Ten.Three Hundred & Forty-Five
1. I think what it is is that I had worried that a post of mine might have offended my neighbors. That maybe what they read was that they are not my people. What I meant is that I didn't know who here might be my people so please raise your hand if you are. See. I still care too much what they think.
2. This is also a childhood wound. I carry this story of always being the odd one out, of not belonging, of being misunderstood. This is why I so deeply care about belonging, why I am always trying to find home.
3. We talk a little bit about my feelings at the island. I acknowledge that it's my own stuff I need to work on. Someone responds in a DM to say that she's learning how to honor her introvert-self while also finding ways to be seen by others. Yes, this.
4. More and more white petals on the baby hydrangea bushes. I need to take a picture to show Aunt Janice.
5. I sit down to write a newsletter and it feels good to be back. There is a tiny but mighty little community that sits right there. I tell them that they too are essential for living.

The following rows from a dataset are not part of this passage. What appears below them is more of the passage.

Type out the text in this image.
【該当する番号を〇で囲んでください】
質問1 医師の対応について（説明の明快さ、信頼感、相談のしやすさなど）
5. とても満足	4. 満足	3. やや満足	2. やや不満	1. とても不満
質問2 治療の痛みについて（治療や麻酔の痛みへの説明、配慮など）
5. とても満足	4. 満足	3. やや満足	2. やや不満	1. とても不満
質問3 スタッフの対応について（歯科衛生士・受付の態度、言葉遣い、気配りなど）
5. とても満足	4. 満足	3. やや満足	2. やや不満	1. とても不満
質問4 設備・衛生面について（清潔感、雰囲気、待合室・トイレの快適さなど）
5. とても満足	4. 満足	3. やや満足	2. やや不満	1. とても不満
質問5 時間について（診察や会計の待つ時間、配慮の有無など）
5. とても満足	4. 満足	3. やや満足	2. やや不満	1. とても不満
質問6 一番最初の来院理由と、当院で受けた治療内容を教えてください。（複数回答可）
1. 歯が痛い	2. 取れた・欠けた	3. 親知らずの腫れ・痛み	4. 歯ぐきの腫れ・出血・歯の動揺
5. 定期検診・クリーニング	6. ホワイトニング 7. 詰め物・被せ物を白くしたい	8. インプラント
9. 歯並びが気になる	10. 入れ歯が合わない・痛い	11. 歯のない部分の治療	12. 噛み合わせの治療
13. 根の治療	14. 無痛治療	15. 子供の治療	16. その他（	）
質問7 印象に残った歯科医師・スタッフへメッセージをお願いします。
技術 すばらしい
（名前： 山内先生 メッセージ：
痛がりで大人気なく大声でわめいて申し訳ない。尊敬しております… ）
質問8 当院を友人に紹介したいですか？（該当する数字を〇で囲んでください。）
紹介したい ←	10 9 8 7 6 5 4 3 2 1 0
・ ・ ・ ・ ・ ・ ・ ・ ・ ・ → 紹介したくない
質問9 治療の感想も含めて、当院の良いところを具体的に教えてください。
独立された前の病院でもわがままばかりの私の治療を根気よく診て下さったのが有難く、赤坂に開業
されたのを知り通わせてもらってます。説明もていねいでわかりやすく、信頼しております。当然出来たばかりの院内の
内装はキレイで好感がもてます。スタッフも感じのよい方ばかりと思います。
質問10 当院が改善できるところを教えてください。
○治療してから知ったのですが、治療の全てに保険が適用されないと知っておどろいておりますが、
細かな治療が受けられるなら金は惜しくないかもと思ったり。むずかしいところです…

6. Everything is just an experiment anyway but I need better systems.
7. The great thing about choosing to watch a really bad horror movie is that everyone has to leave you alone. So I drink Lacroix in my underwear and watch "A Cure for Wellness" and this feels like a good way to spend a cloudy afternoon.
8. I worry that she'll think I'm flaking on her if I cancel on her tomorrow. But really, who wants to go to the pool when it's not even 80 degrees?
9. Philosophical questions that don't have any answers.
10. One more sip of pinot before I fall asleep.